Tablets have emerged as a huge growth driver for carriers looking to supplement revenues after the loss of income from text and voice.
According to new research from Recon Analytics, tablets account for 61 percent of postpaid net adds across the four major carriers from the fourth quarter of 2013 to the third quarter of 2014.
Recon founder Roger Entner, attributes the growing popularity to the decreasing cost of wireless service, as well as the tablets themselves.
Entner notes that even as Sprint has struggled over the past year, tablets have been a sign of hope for the carrier.

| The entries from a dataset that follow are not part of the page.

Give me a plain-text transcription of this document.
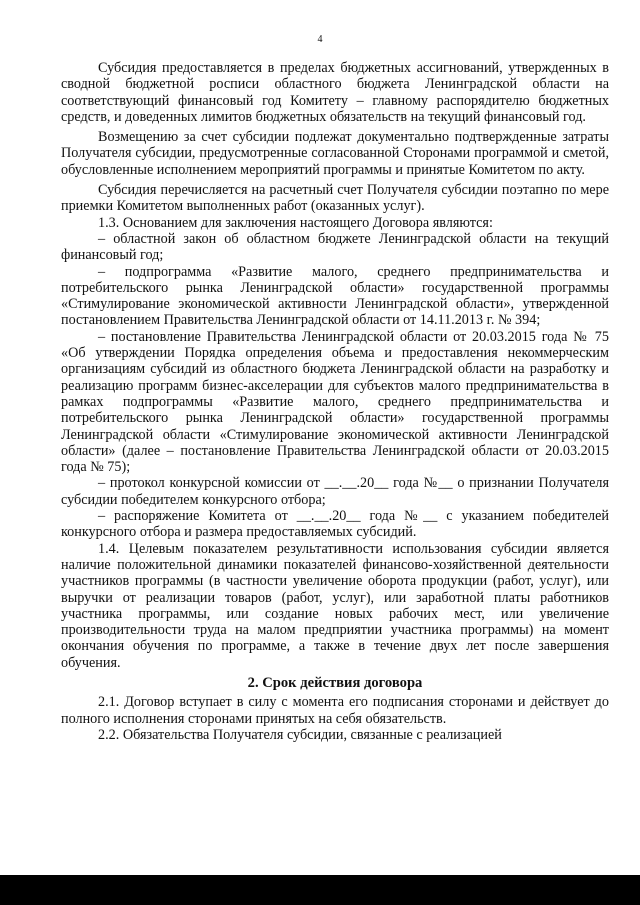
4

Субсидия предоставляется в пределах бюджетных ассигнований, утвержденных в сводной бюджетной росписи областного бюджета Ленинградской области на соответствующий финансовый год Комитету – главному распорядителю бюджетных средств, и доведенных лимитов бюджетных обязательств на текущий финансовый год.

Возмещению за счет субсидии подлежат документально подтвержденные затраты Получателя субсидии, предусмотренные согласованной Сторонами программой и сметой, обусловленные исполнением мероприятий программы и принятые Комитетом по акту.

Субсидия перечисляется на расчетный счет Получателя субсидии поэтапно по мере приемки Комитетом выполненных работ (оказанных услуг).

1.3. Основанием для заключения настоящего Договора являются:

– областной закон об областном бюджете Ленинградской области на текущий финансовый год;

– подпрограмма «Развитие малого, среднего предпринимательства и потребительского рынка Ленинградской области» государственной программы «Стимулирование экономической активности Ленинградской области», утвержденной постановлением Правительства Ленинградской области от 14.11.2013 г. № 394;

– постановление Правительства Ленинградской области от 20.03.2015 года № 75 «Об утверждении Порядка определения объема и предоставления некоммерческим организациям субсидий из областного бюджета Ленинградской области на разработку и реализацию программ бизнес-акселерации для субъектов малого предпринимательства в рамках подпрограммы «Развитие малого, среднего предпринимательства и потребительского рынка Ленинградской области» государственной программы Ленинградской области «Стимулирование экономической активности Ленинградской области» (далее – постановление Правительства Ленинградской области от 20.03.2015 года № 75);

– протокол конкурсной комиссии от __.__.20__ года №__ о признании Получателя субсидии победителем конкурсного отбора;

– распоряжение Комитета от __.__.20__ года №__ с указанием победителей конкурсного отбора и размера предоставляемых субсидий.

1.4. Целевым показателем результативности использования субсидии является наличие положительной динамики показателей финансово-хозяйственной деятельности участников программы (в частности увеличение оборота продукции (работ, услуг), или выручки от реализации товаров (работ, услуг), или заработной платы работников участника программы, или создание новых рабочих мест, или увеличение производительности труда на малом предприятии участника программы) на момент окончания обучения по программе, а также в течение двух лет после завершения обучения.

2. Срок действия договора

2.1. Договор вступает в силу с момента его подписания сторонами и действует до полного исполнения сторонами принятых на себя обязательств.

2.2. Обязательства Получателя субсидии, связанные с реализацией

“While Sprint lost almost 2.4 million branded phone connections in the last four quarters, it gained almost 1.8 million new tablet connections,” Entner noted in the report. “Losing 600,000 postpaid branded connections is nothing to write home about, but without its tablet sales, results would have been even more devastating.”

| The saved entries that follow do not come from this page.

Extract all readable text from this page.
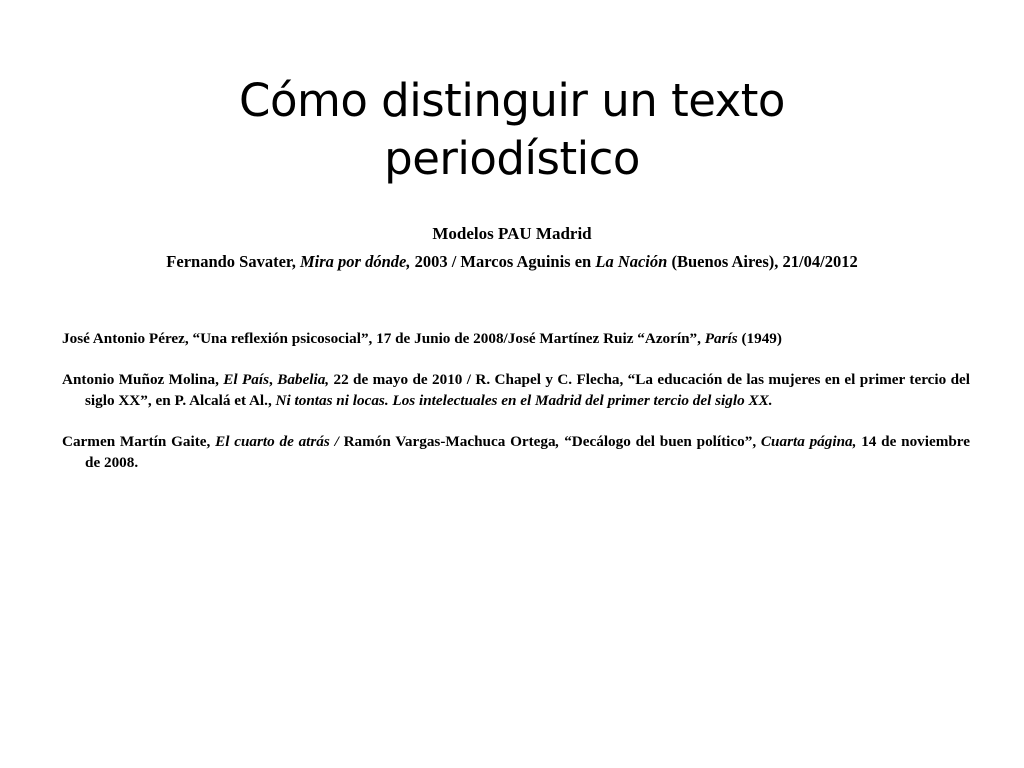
Cómo distinguir un texto periodístico

Modelos PAU Madrid

Fernando Savater, Mira por dónde, 2003 / Marcos Aguinis en La Nación (Buenos Aires), 21/04/2012

José Antonio Pérez, “Una reflexión psicosocial”, 17 de Junio de 2008/José Martínez Ruiz “Azorín”, París (1949)
Antonio Muñoz Molina, El País, Babelia, 22 de mayo de 2010 / R. Chapel y C. Flecha, “La educación de las mujeres en el primer tercio del siglo XX”, en P. Alcalá et Al., Ni tontas ni locas. Los intelectuales en el Madrid del primer tercio del siglo XX.
Carmen Martín Gaite, El cuarto de atrás / Ramón Vargas-Machuca Ortega, “Decálogo del buen político”, Cuarta página, 14 de noviembre de 2008.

Over the time period covered by the report, Verizon added 3.5 million new postpaid branded tablets, twice as many as AT&T.
“With more than two thirds of its postpaid branded net additions coming from tablets, Verizon Wireless had the highest net postpaid branded subscriber net additions,” Enter noted but added that because the majority of the growth was meeting the needs of current customers rather than new customers, those numbers “significantly overestimates the strength of the customer acquisition engine of Verizon Wireless.”
Entner argues that perhaps the only weakness in T-Mobile’s recent growth trajectory has been its lack of focus on tablets.
“The company, which focused on new customer phone growth, largely ignored tablets as it added only 665,000 new postpaid branded tablets, a third of what Sprint achieved with roughly the same subscriber figures.”